Like protein, fat is considered an essential nutrient because the body cannot manufacture sufficient amounts of certain fats, specifically essential fatty acids linoleic acid (omega-6) and alpha-linolenic acid (omega-3), for survival so it must be consumed through food.
Dietary fat contains 9 calories per gram and is found in animal foods, oils, butter, nuts, seeds, avocado, and olives.
Almost all foods contain more than one macronutrient, sometimes all three, however, foods are generally classified by the macronutrient they contain the most of.
Sources of carbohydrates include:
- Whole Grains: Oats, rice, corn, farro, barley, millet
- Grain Products: Bread, pasta, pita, cereals
- Vegetables: Squash, pumpkin, potatoes, peas, carrots, asparagus, broccoli,
- Fruit: Bananas, apples, pears, berries
- Legumes: Beans, lentils, chickpeas
- Dairy Products: Milk, yogurt
Sources of protein include:
- Red Meat: Beef, pork, bison, lamb
- Poultry: Chicken and turkey
- Seafood: Salmon, tuna, cod
- Shellfish: Shrimp, lobster, crab, oysters
- Dairy Products: Milk, yogurt, cheese
- Legumes: Beans, lentils, chickpeas
- Soy Products: Tofu, tempeh, edamame
Sources of fat include:
- Oils: Olive oil, avocado oil, coconut oil
- Dairy Products: Milk, butter, cheese, yogurt
- Nuts and Seeds: Almonds, cashews, chia seeds, flax seeds
- Animal Fats: Fatty fish, red meat, fatty cuts of meat
Is water a macronutrient?
While not always considered one, water is technically classified as a macronutrient because it is required in large amounts, however, unlike carbohydrates, protein, and fat, water does not contain carbon or yield energy (4).

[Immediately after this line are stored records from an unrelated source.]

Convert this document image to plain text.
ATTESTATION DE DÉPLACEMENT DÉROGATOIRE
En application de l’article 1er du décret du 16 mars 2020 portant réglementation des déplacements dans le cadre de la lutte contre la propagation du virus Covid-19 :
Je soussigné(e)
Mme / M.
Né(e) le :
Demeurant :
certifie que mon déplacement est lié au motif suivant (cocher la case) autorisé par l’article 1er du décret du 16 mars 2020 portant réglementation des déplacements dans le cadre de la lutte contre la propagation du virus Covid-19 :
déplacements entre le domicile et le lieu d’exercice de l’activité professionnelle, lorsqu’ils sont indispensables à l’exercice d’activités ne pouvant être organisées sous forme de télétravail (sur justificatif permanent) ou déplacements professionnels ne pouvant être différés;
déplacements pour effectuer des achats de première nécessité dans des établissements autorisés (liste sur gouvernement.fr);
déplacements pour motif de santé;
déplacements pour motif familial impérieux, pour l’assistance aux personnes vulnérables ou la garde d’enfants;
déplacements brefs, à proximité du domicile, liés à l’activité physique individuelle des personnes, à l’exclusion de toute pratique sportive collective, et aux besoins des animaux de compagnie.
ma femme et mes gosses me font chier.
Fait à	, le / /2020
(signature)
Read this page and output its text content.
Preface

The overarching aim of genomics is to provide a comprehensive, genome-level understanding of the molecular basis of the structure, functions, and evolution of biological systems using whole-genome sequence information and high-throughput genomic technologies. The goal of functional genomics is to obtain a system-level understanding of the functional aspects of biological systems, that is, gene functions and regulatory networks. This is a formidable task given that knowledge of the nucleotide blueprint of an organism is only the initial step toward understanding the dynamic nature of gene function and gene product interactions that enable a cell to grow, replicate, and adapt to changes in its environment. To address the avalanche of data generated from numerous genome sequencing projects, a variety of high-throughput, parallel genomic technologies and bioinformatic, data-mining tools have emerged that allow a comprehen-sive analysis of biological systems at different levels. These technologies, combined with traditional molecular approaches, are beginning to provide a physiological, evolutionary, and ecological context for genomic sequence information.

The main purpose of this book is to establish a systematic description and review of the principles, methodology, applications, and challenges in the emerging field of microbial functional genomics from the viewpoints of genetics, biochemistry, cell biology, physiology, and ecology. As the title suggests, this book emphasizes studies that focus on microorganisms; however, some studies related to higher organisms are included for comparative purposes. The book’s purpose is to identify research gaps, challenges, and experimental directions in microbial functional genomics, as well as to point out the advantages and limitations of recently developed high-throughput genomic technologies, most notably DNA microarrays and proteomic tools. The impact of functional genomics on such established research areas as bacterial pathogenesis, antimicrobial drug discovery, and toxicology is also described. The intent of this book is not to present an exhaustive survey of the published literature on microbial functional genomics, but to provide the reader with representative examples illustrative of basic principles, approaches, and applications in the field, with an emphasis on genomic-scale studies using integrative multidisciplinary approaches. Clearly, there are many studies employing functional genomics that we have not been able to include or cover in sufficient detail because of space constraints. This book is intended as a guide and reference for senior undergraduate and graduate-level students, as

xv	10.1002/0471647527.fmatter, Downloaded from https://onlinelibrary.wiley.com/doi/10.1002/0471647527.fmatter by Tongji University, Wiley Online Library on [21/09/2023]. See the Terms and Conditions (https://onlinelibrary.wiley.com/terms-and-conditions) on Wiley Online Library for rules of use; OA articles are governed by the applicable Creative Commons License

How are macronutrients different than micronutrients?
Macronutrients differ from micronutrients. While both are essential, macronutrients are required in larger amounts, and micronutrients are required in smaller amounts. Macronutrients include carbohydrates, protein, and fat, while micronutrients include vitamins and minerals such as calcium, magnesium, and vitamin D. Micronutrients do not provide calories.
What is the ideal macronutrient breakdown?
The number of macronutrients consumed relative to total daily calories is known as macronutrient breakdown or macronutrient split. The dietary guidelines for macronutrient ratio intakes, provided by the United States Department of Agriculture (USDA) and the Food and Nutrition Board of the Institutes of Medicine (IOM), are (5)(6):
- Carbohydrates: 45 – 65% of total daily calories
- Fats: 20 – 35% of total daily calories
- Proteins: 10 – 35% of total daily calories
The ranges are to be seen as general guidelines as personal needs vary based on sex, height, weight, activity level, age, goals, and other factors. If you are unsure of your personal needs, it is best to work with a registered dietitian, registered nutritionist, or professional health practitioner to determine optimal macronutrient intake for your personal health goals.
The Bottom Line
Macronutrients include carbohydrates, protein, and fat, they provide the body with energy and support essential functions. Primary sources of carbohydrates include whole grains, grain products, beans, and lentils; sources of protein include poultry, red meat, seafood, and tofu; and sources of fat include butter, oil, nuts, and seeds. The current dietary guidelines recommend that you consume 45-65% of total daily calories from carbohydrates, 20-35% from fat, and 10-35% from protein. By consuming balanced meals with a source of whole-food carbohydrates, protein, and fat at every meal you can help to ensure that you are consuming a balanced diet with all macronutrients.